Andrew Dessler recently posted a video that is intended to describe the decision making process with respect to climate change solutions. It uses a few different examples of decision making to compare with those involved with climate change. These include a jury trial, a potential terrorist attack and a potential plane crash. I believe that none of these examples are comparable to the decisions forced by climate change and that they offer no helpful information in making those decisions.
Dessler analyses the uncertainty between the choices and the potential error for each of these examples. In the jury trail, the error of convicting the innocent is so great we require close to full certainty. In the case of a terrorist attack or plane crash, the error is so great we need little certainty to act. Finally, in the case of climate change, the error of not acting is so great, and the certainty of outcome is so great, we obviously must act – and acting means converting all our energy to renewables.
For these examples to provide helpful information, I believe they need to be analogous to the decisions regarding climate change and perhaps for Dessler they are. All the examples have one very bad error: an innocent person goes to jail; a terrorist attack occurs; a plane crashes; the earth gets too hot – and one very small error: a guilty person goes free; we build an organization that stops all terrorism when we didn’t need to; we miss a flight; we convert all our energy into renewables when we didn’t need to. No big deal!
Perhaps the example most analogous to climate change is that of the terrorist threat. For Dessler it is simple, if there is the slightest threat we need to act. But acting alone doesn’t “solve” terrorism. It’s not a matter of acting or not acting, but to what degree. What is our ideal ratio between cost of action and reduction in terrorist potentiality? Again with climate change, we simply convert all our energy and climate change is solved – but at what rate? The faster we attempt this conversion the more of a hardship it becomes. The slower we act the more we suffer from the impacts of warming. What is the cost-benefit of these two factors, i.e. the ideal rate (if any) of conversion?
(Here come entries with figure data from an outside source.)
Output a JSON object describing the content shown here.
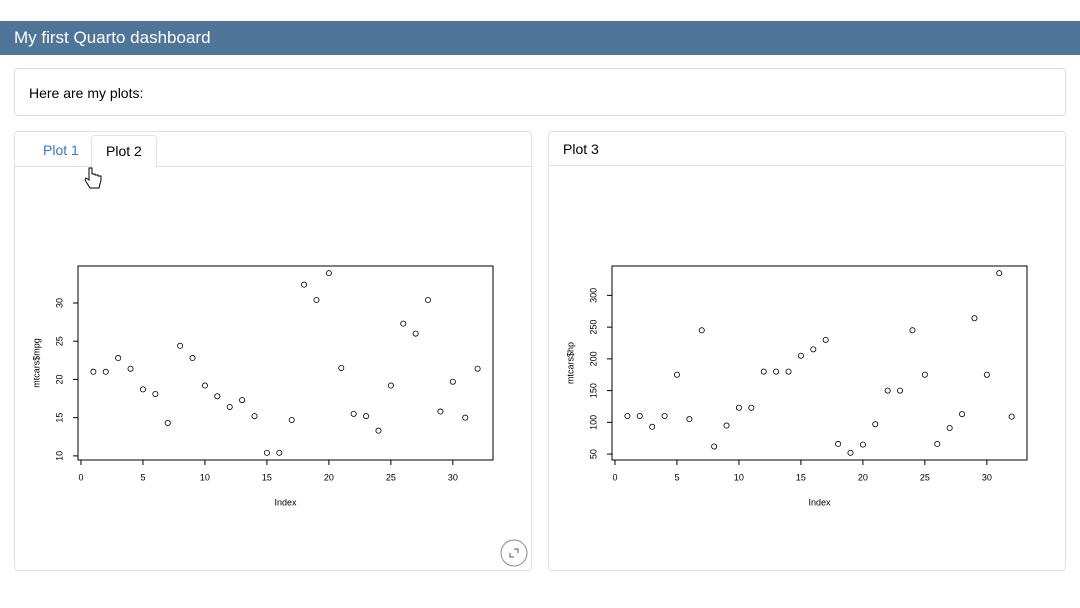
{
  "header": {
    "title": "My first Quarto dashboard"
  },
  "intro": {
    "text": "Here are my plots:"
  },
  "tabs": [
    "Plot 1",
    "Plot 2"
  ],
  "panel_title": "Plot 3",
  "chart_data": [
    {
      "type": "scatter",
      "xlabel": "Index",
      "ylabel": "mtcars$mpg",
      "x": [
        1,
        2,
        3,
        4,
        5,
        6,
        7,
        8,
        9,
        10,
        11,
        12,
        13,
        14,
        15,
        16,
        17,
        18,
        19,
        20,
        21,
        22,
        23,
        24,
        25,
        26,
        27,
        28,
        29,
        30,
        31,
        32
      ],
      "values": [
        21,
        21,
        22.8,
        21.4,
        18.7,
        18.1,
        14.3,
        24.4,
        22.8,
        19.2,
        17.8,
        16.4,
        17.3,
        15.2,
        10.4,
        10.4,
        14.7,
        32.4,
        30.4,
        33.9,
        21.5,
        15.5,
        15.2,
        13.3,
        19.2,
        27.3,
        26,
        30.4,
        15.8,
        19.7,
        15,
        21.4
      ],
      "color": "#000000",
      "xlim": [
        -0.24,
        33.24
      ],
      "ylim": [
        9.46,
        34.84
      ],
      "xticks": [
        0,
        5,
        10,
        15,
        20,
        25,
        30
      ],
      "yticks": [
        10,
        15,
        20,
        25,
        30
      ]
    },
    {
      "type": "scatter",
      "xlabel": "Index",
      "ylabel": "mtcars$hp",
      "x": [
        1,
        2,
        3,
        4,
        5,
        6,
        7,
        8,
        9,
        10,
        11,
        12,
        13,
        14,
        15,
        16,
        17,
        18,
        19,
        20,
        21,
        22,
        23,
        24,
        25,
        26,
        27,
        28,
        29,
        30,
        31,
        32
      ],
      "values": [
        110,
        110,
        93,
        110,
        175,
        105,
        245,
        62,
        95,
        123,
        123,
        180,
        180,
        180,
        205,
        215,
        230,
        66,
        52,
        65,
        97,
        150,
        150,
        245,
        175,
        66,
        91,
        113,
        264,
        175,
        335,
        109
      ],
      "color": "#000000",
      "xlim": [
        -0.24,
        33.24
      ],
      "ylim": [
        40.68,
        346.32
      ],
      "xticks": [
        0,
        5,
        10,
        15,
        20,
        25,
        30
      ],
      "yticks": [
        50,
        100,
        150,
        200,
        250,
        300
      ]
    }
  ]
}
What about adaptation instead of mitigation?
There are many other problems as well. Do 97% of climate scientists really agree we need to convert all our energy to renewables and are they even able to make such a cost-benefit analysis? Also, Dessler believes the heat we add to the system is essentially permanent when compared to our lifetimes, yet no consideration is given to the rate of warming. If we are considering the quality of life for future people we need to consider CO2 residency time as well as rate of heating and cost of energy conversion.
This over-simplification only acts to polarize the debate. If it’s either acting or not acting, it becomes either for or against, us or them, denier or realist, etc, etc. The only way to get some sort of consensus on climate change is to appreciate its complexities.
I agree with you in terms of the complexities and that we should appreciate them. I can’t speak for Andrew Dessler, but I don’t think that he was trying to over-simplify the discussion. I think he was simply trying to illustrate that there are two primary aspects to the discussion. What is the scientific evidence and how strong is it? What should we do, given this evidence and what are the risks? So one aspect of the discussion is simply about the scientific evidence. The other aspect is what we should be considering doing and what are the risks of doing various things. I often find that any attempt to have a discussion about global warming/climate change ends in a convoluted (and rather frustrating) discussion that focuses on neither the scientific evidence nor the risks associated with what we should/could do. So as much as I agree that we should be considering the complexities, I’m not convinced that it’s videos like this by Andrew Dessler that is acting to polarise the debate.